A boy spent half his money for a book and one third his money for a pen. The remaining $2.25 he saved. How much money did he have originally?
Let's denote the original amount of money the boy had as "x" dollars.
According to the problem, he spent half of his money on a book, so he spent (1/2)x dollars on the book.
He also spent one-third of his money on a pen, so he spent (1/3)x dollars on the pen.
The total amount of money he spent on the book and the pen is (1/2)x + (1/3)x = (5/6)x dollars.
We know that the remaining amount of money he saved is $2.25, so we can set up the equation (5/6)x = $2.25.
To solve for x, we can multiply both sides of the equation by 6/5: x = 6/5 * $2.25.
Multiplying, we find x = $2.70.
Therefore, the boy originally had $2.70. Answer: \boxed{2.70}.
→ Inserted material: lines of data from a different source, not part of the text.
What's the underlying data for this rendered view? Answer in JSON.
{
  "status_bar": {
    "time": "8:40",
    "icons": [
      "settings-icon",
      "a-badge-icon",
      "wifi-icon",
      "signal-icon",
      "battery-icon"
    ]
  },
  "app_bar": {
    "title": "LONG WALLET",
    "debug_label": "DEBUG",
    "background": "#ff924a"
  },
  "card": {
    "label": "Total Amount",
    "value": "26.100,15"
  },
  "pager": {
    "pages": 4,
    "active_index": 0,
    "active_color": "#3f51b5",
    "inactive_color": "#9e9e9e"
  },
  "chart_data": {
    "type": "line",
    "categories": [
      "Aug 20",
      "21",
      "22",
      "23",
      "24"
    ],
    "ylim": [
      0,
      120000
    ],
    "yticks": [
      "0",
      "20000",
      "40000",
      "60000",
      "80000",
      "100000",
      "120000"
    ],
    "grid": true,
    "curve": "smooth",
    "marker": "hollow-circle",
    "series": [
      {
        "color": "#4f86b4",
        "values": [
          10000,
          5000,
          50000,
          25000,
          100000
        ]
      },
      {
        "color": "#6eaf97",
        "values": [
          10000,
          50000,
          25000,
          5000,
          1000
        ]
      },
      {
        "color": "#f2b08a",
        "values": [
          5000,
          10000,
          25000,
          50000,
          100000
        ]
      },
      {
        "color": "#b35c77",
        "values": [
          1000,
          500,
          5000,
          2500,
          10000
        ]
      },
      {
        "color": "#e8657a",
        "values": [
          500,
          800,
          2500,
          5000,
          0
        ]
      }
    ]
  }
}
To solve this problem, we'll use a step-by-step approach.
Let's say the original amount of money that the boy had is represented by the variable "x."
From the given information, we know that the boy spent half of his money on a book. So, he spent 0.5x on the book.
He also spent one-third of his money on a pen. Therefore, he spent (1/3)x on the pen.
The remaining amount of money he saved is $2.25. So, we can write the equation:
x - 0.5x - (1/3)x = 2.25
To solve this equation, we'll combine like terms:
(1 - 0.5 - 1/3)x = 2.25
(0.333)x = 2.25
Now, we'll divide both sides of the equation by 0.333 to isolate x:
x = 2.25 / 0.333
Using a calculator, we find that x ≈ 6.757
Therefore, the boy originally had approximately $6.76.
Let's assume the original amount of money the boy had is "x" dollars.
According to the given information:
- He spent half his money on a book, which is (1/2)x dollars.
- He spent one third of his money on a pen, which is (1/3)x dollars.
- The remaining amount he saved is $2.25.
To find the original amount of money he had, we can set up an equation as follows:
x - [(1/2)x + (1/3)x] = $2.25
First, let's simplify the equation by combining like terms:
x - [(1/6)x] = $2.25
Next, let's find a common denominator for the fractions:
x - [(1/6)x] = $2.25
6x/6 - (1/6)x = $2.25
Now, let's combine the terms:
(6x - x)/6 = $2.25
Simplifying the numerator:
5x/6 = $2.25
To solve for x, we can multiply both sides of the equation by 6:
5x = $2.25 * 6
5x = $13.50
Divide both sides of the equation by 5 to isolate x:
x = $13.50 / 5
x = $2.70
Therefore, the original amount of money the boy had is $2.70.